What had happened to Kix, anyway? Anakin tried to remember. He had been kidnapped by the Separatists and then just never heard of again. Had he found out about what the chips in his and his brothers' heads were programmed to make them do? Was he dead? Had he joined the Rebellion? Was he still a prisoner somewhere, maybe frozen? If he hadn't been captured, if he'd had the chance to tell Anakin, maybe everything would have gone differently? And if Kix had been still serving under you when you became Darth Vader, would you have murdered him to prevent him from telling anyone that Darth Vader was Anakin Skywalker?

He didn't want to think about this now. He forced himself to concentrate on the here and now – wherever here was, and whenever now was – and the man in front of him. 'You are – good at this,' he said.

'Used to be bodyguard to a crippled boy,' said the older man. Anakin – Vader – whoever could sense a mental picture of a child with dark hair and mischievous grey eyes and a head that seemed too large for his frail, twisted body, lying on a bed with several limbs immobilised in casts. The feelings surrounding this boy were unashamedly parental – love-protectiveness-pride-worry-exasperation – mixed with obedience and reverence, as if he looked up to this child as something between commanding officer and Jedi Master.

But behind that, there was another image, of a startlingly beautiful young woman of about eighteen or nineteen, with long black hair.
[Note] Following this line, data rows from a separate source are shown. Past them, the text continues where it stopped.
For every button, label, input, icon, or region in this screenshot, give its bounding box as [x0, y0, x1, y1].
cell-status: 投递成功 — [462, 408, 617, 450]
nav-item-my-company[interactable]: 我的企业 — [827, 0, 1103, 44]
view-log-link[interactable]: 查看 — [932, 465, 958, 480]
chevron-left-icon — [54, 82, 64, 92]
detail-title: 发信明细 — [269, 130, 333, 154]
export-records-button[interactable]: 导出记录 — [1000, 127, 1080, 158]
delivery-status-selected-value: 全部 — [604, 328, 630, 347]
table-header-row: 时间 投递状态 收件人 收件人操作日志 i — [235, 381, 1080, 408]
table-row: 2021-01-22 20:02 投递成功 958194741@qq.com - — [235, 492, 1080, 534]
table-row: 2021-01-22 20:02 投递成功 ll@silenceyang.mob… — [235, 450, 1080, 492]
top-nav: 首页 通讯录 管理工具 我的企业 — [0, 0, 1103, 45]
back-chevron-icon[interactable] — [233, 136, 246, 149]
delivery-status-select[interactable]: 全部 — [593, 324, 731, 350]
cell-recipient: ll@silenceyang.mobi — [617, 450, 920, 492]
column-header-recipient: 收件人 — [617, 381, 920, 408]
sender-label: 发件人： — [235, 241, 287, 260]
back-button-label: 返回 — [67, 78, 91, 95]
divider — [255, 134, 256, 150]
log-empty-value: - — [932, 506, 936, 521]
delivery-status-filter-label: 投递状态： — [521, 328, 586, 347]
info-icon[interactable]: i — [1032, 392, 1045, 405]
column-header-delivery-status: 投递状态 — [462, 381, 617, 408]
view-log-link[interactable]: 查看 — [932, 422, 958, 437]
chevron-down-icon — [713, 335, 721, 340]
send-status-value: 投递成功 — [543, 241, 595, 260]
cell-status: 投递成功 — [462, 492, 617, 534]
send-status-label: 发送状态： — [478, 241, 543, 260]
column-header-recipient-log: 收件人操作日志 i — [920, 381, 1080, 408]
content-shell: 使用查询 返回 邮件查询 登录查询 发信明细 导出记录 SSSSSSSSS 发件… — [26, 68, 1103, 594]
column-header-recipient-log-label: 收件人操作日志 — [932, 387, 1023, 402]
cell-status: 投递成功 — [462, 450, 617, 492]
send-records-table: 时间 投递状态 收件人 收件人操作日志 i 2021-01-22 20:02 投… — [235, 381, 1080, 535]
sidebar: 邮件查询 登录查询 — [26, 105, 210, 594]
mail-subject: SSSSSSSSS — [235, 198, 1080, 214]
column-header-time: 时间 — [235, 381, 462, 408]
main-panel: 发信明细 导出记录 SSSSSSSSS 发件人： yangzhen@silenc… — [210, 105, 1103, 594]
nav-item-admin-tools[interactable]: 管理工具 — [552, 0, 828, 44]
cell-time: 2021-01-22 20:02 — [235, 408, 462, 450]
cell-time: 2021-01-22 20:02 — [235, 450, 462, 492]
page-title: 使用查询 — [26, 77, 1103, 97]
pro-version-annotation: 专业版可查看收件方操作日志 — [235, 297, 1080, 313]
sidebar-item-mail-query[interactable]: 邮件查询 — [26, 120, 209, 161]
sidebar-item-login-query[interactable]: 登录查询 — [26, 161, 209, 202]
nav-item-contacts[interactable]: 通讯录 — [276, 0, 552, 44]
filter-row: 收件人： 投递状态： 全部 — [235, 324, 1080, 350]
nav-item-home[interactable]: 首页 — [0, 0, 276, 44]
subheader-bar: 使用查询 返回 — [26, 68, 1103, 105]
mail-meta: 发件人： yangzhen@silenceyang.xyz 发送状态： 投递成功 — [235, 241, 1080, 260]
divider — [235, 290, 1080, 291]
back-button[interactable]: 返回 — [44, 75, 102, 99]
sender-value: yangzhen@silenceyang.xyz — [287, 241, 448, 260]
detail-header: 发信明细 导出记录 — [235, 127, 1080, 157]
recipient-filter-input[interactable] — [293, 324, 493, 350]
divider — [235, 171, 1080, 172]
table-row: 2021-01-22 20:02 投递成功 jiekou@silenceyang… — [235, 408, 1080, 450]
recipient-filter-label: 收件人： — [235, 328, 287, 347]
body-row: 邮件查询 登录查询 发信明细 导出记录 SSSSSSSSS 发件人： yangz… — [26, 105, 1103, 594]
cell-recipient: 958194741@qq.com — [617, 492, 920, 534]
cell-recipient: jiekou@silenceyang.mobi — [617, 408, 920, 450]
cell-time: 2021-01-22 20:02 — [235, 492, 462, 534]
She seemed to be badly injured, and was bandaged and barely conscious. She reminded Vader of the Princess of Alderaan. But where Princess Leia had remained defiant and unbroken no matter what he had done to her, this woman looked as if she had passed through terror into despair. The man's emotions around this memory were darker – lust-love-guilt-shame-despair-grief-longing – pretty much exactly the same emotions Anakin felt, remembering Padme – and Bail Organa's daughter had looked almost unbearably like Padme, which could mean…

He was trying to order his thoughts enough to frame a question when the door to his room opened to announce the return of the long-haired Professor.

Author's note: I am not an expert on Star Wars. In fact, most of my information comes from reading Star Wars fanfiction. So if I get anything wrong – errors of detail, or just things that feel out-of-character for Anakin – please write and let me know. However, I probably will be taking elements from both the now canonical timeline and the Legends timeline, whichever I find useful.

I didn't want to go with the film image of fussily overdressed Snape. The Harry Potter films took a lot of liberties with the visuals – in the books, Hogwarts pupils do not wear muggle-style school uniforms, and we know that Snape as a teenager, at least in summer, wore only underwear under his robe. (And even this is a sign of his part-muggle heritage – some older pure-blood wizards refuse to wear trousers or even underpants even when supposedly disguised as muggles!) He might have taken to wearing multiple layers of clothing as a response to being sexually assaulted as a teenager, but the books do not suggest this – after he has been bitten by a three-headed dog, the pupils notice a bandage on his bare leg. So I pictured him just wearing a simple robe – but with the Slytherin house badge on it.

Barrayaran culture uses the Cyrillic alphabet for writing most things, regardless of whether they are written in Russian, Greek, French or English. We learn this in Shards of Honor, where Cordelia (being used to the Roman alphabet) has to struggle to make out the name-tag on Koudelka's jacket. I don't actually know how the name 'Konstantine Bothari' would be written in Cyrillic, but I think it's something like Константин Ботари, though if Barrayaran Cyrillic borrows letters from the Greek and Roman alphabets where appropriate, his last name might be written Боθари. At any rate, it explains why his first name, when mentioned at all, is sometimes inconsistently spelt when transliterated into the Roman alphabet in the novels we have.